Scientists reveal doughnut-shaped early solar system based on iron meteorite analysis

Science Alert carries an article about new research which suggests that the early Solar System once had a toroidal, or doughnut-shaped, structure before evolving into its familiar flattened disk form, Caliber.Az reprints the article.

A recent study suggests that the early Solar System was once toroidal, or doughnut-shaped, before flattening into a disk, according to scientists examining iron meteorites from the outer Solar System.
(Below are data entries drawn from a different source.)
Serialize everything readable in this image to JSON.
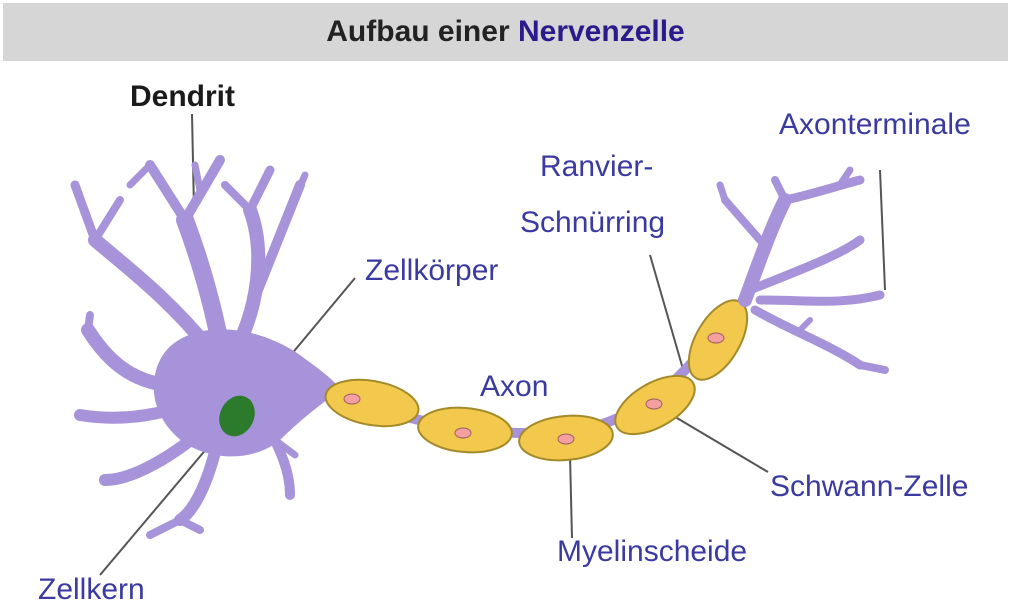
{
  "title": {
    "prefix": "Aufbau einer ",
    "highlight": "Nervenzelle"
  },
  "labels": {
    "dendrit": "Dendrit",
    "zellkoerper": "Zellkörper",
    "zellkern": "Zellkern",
    "axon": "Axon",
    "ranvier_1": "Ranvier-",
    "ranvier_2": "Schnürring",
    "axonterminale": "Axonterminale",
    "schwann": "Schwann-Zelle",
    "myelin": "Myelinscheide"
  },
  "colors": {
    "neuron": "#a793d9",
    "neuron_outline": "#7a66b0",
    "myelin": "#f2c94c",
    "myelin_outline": "#a38a2a",
    "nucleus_schwann": "#f4a0a0",
    "nucleus": "#2c7a2c",
    "label": "#3a3aa0",
    "label_dark": "#1a1a1a",
    "leader": "#555555",
    "title_bg": "#d6d6d6"
  }
}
This discovery, led by planetary scientist Bidong Zhang from the University of California Los Angeles, challenges traditional views and offers insights into the formation of planetary systems.

The research reveals that the initial distribution of dust and rocks in the Solar System had more in common with a doughnut than a pancake. This conclusion is drawn from the composition of iron meteorites rich in refractory metals like platinum and iridium, which are typically formed close to a star in very hot environments. Surprisingly, these meteorites originated from the outer Solar System, indicating that they must have formed near the Sun and migrated outward.

Zhang's team conducted modeling that showed such migration would be difficult if the protoplanetary disk were flat. Instead, a toroidal shape would have facilitated the movement of these metal-rich objects to the outer regions. This doughnut-like structure would later transition into a flat disk as the Solar System cooled and planets began to form.

The study suggests that once Jupiter formed, it likely created a gap in the disk that trapped the metals in the outer regions, preventing them from falling into the Sun. These metals were then incorporated into outer-disk asteroids, explaining why meteorites from this region, such as carbonaceous chondrites and carbonaceous-type iron meteorites, have higher iridium and platinum contents than those from the inner disk.

"Once Jupiter formed, it very likely opened a physical gap that trapped the iridium and platinum metals in the outer disk and prevented them from falling into the Sun," Zhang explains. "These metals were later incorporated into asteroids that formed in the outer disk. This explains why meteorites formed in the outer disk have much higher iridium and platinum contents than their inner-disk peers."

This discovery not only provides new insights into the early formation of our Solar System but also offers valuable information for interpreting the development of other emerging planetary systems, helping to determine the sequence of their assembly.